Collaborative effort ran into "bad actors", organizations say
Malicious transactions by various “bad actors” have forced Toronto-Dominion Bank and Canada Post to halt its rural loan program, mere weeks after the organizations announced the program’s eventual expansion across the country.
“While no TD customer information was compromised, we did elect to pause the program to investigate,” said TD Bank spokesperson Amy Thompson.
“Since the launch, the product was paused both online and in physical locations, after experiencing processing issues,” Thompson added in a statement to BNNBloomberg.ca. “We’re still working through this and will update accordingly.”
The program, which was aimed at remote communities, offered zero-collateral loans valued at $1,000 to $30,000, available at variable and fixed terms with rates from 10% to 20%. The loans can be paid back over a period of one to seven years.
Eligible borrowers must be Canadian citizens or permanent residents who earn $1,000 or more annually, and who have not declared bankruptcy.

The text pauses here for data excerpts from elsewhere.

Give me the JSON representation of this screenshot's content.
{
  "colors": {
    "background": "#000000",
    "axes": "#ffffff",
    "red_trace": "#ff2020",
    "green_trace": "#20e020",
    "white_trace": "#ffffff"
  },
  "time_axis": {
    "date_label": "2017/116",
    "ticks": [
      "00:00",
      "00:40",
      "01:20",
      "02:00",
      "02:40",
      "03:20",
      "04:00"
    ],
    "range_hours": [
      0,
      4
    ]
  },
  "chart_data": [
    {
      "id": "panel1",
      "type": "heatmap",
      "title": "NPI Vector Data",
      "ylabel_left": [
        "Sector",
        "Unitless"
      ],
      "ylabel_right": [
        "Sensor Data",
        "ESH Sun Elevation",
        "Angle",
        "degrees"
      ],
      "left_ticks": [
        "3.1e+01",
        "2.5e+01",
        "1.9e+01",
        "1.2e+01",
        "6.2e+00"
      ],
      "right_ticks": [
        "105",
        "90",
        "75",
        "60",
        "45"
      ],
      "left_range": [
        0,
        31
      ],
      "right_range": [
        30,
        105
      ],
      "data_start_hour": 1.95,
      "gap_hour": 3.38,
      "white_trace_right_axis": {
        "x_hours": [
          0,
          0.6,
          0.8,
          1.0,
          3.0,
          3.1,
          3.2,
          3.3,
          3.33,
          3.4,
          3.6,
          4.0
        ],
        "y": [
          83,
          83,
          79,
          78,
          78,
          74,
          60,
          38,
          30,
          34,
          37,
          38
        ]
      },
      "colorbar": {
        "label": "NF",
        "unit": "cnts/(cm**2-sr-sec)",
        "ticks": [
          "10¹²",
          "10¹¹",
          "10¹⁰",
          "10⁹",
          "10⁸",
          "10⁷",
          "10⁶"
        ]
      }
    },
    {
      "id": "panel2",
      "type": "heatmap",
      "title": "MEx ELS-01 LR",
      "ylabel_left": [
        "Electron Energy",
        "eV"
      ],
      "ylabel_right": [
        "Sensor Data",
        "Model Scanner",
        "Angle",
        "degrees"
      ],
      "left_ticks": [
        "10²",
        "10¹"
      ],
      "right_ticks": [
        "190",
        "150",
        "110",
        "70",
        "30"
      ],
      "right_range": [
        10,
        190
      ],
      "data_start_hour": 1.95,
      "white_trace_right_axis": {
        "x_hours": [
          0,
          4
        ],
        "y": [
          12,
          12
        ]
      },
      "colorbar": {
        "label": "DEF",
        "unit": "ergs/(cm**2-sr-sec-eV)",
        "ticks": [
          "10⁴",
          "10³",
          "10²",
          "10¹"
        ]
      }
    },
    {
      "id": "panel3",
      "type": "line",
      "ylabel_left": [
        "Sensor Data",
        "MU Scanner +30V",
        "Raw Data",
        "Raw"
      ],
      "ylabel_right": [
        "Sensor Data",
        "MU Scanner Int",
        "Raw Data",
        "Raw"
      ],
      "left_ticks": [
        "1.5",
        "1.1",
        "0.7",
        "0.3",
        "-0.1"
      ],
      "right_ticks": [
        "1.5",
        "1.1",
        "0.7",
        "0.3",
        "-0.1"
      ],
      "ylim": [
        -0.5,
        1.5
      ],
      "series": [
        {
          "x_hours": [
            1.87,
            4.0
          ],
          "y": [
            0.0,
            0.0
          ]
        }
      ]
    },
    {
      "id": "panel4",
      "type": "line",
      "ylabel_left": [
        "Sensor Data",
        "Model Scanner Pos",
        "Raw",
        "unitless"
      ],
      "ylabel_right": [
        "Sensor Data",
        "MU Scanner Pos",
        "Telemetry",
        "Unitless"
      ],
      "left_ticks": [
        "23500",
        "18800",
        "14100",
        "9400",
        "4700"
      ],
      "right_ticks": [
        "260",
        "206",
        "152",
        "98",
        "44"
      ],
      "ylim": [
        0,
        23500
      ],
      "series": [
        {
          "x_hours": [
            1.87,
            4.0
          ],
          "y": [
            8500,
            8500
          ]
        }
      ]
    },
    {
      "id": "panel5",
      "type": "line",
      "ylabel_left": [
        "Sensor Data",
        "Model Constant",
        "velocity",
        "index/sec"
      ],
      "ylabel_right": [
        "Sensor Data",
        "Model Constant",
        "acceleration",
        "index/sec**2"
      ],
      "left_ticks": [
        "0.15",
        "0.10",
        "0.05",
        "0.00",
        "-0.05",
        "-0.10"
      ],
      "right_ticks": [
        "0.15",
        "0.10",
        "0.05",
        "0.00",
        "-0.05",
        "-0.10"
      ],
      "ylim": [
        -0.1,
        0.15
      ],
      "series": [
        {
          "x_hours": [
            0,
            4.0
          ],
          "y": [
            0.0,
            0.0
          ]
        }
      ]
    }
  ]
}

Read more: Types of mortgage fraud you need to know about
Prior to the freeze, the program was slated for a national launch, with Canada Post noting that the initial roll-out “demonstrated the potential of the MyMoney Loan to help meet the needs of many Canadians, including those who are new to credit.”
“Our processing was impacted when our security protocols identified early warning signs of irregular activities,” Thompson told the Financial Post.
“It is disappointing that bad actors tried to take advantage of a new product meant to help Canadians, but we are pleased that our security monitoring worked quickly and hope to reopen applications as soon as we feel it is appropriate.”